Por ser uma região de passagem, circulavam pela Palestina muitos soldados, comerciantes, mensageiros, diplomatas e tantas outras pessoas. Cesareia e Jerusalém eram importantes centros urbanos, cujas vias e portos facilitavam as comunicações e transportes de pessoas e mercadorias (At 9, 30; 18, 22; 21, 8).

Uma manufatura incipiente cuidava da defumação ou salgação de peixes, construção, fiação e tecelagem, produção de artigos com couro, cerâmica.
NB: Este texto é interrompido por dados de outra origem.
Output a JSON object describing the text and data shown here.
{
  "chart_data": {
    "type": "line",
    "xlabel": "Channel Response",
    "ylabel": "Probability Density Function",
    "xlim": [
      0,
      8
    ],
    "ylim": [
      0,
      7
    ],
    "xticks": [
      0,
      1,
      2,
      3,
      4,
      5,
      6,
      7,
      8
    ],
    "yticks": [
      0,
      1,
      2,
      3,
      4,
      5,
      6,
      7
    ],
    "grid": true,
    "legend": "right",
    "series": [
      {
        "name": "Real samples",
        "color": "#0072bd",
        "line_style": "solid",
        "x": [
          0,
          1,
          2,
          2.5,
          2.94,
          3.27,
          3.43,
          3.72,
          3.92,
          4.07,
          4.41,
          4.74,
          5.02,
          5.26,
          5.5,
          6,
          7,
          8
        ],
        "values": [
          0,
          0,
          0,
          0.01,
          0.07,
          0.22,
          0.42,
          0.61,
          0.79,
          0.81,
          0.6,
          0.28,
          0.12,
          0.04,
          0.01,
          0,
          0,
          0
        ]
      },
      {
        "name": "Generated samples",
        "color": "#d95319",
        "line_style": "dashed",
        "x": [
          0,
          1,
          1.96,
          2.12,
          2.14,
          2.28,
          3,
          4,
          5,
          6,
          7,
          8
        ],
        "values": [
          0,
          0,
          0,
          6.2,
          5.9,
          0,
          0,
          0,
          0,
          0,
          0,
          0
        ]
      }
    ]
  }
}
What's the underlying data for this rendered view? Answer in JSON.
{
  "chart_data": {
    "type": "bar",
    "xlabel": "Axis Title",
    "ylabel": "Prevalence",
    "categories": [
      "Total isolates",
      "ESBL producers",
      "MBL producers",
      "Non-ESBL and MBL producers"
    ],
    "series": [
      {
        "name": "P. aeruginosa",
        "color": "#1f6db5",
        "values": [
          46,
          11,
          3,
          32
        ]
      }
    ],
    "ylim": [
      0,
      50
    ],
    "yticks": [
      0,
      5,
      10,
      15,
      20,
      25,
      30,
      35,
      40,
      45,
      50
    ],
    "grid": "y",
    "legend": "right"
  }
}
Nas grandes cidades havia pedreiros, carregadores de água e barbeiros (1Sm 2, 19; Pr 31, 17.24; 1Cr 4, 21).

O comércio certamente era praticado com vista ao abastecimento das grandes cidades. As elites e o templo importavam produtos de luxo. Eram exportados alimentos – frutas, peixes, vinho – e manufaturas, como perfumes e betume (Gn 6, 14; 14, 10; 11, 3; Ex 2, 3).

A agricultura era a principal atividade econômica. Plantavam-se trigo, cevada, figo, azeitonas, uvas, tâmaras, romãs e maçãs. Encontravam-se também rosas, para a produção de essências destinadas aos perfumes (Dt 23, 26; Mt 12, 1s; Mc 2, 23; Lc 6,1; Ex 9, 31; Rt 1, 22).

As atividades de pesca, pecuária e extrativismo não podem ser esquecidas, devido à sua grande importância econômica. Banhada pelo Mediterrâneo, cortada por rios e possuindo lagos, é fácil deduzir a variedade de peixes e seu papel para o abastecimento interno e até exportação. A região possuía rebanhos de ovelhas, cordeiros e bois. Além do betume, é de ressaltar a variedade de árvores, como salgueiro, loureiro, pinheiros, dos quais se extraíam madeira, temperos e essências (Jó 40, 25; Is 19, 8; Am 4, 2).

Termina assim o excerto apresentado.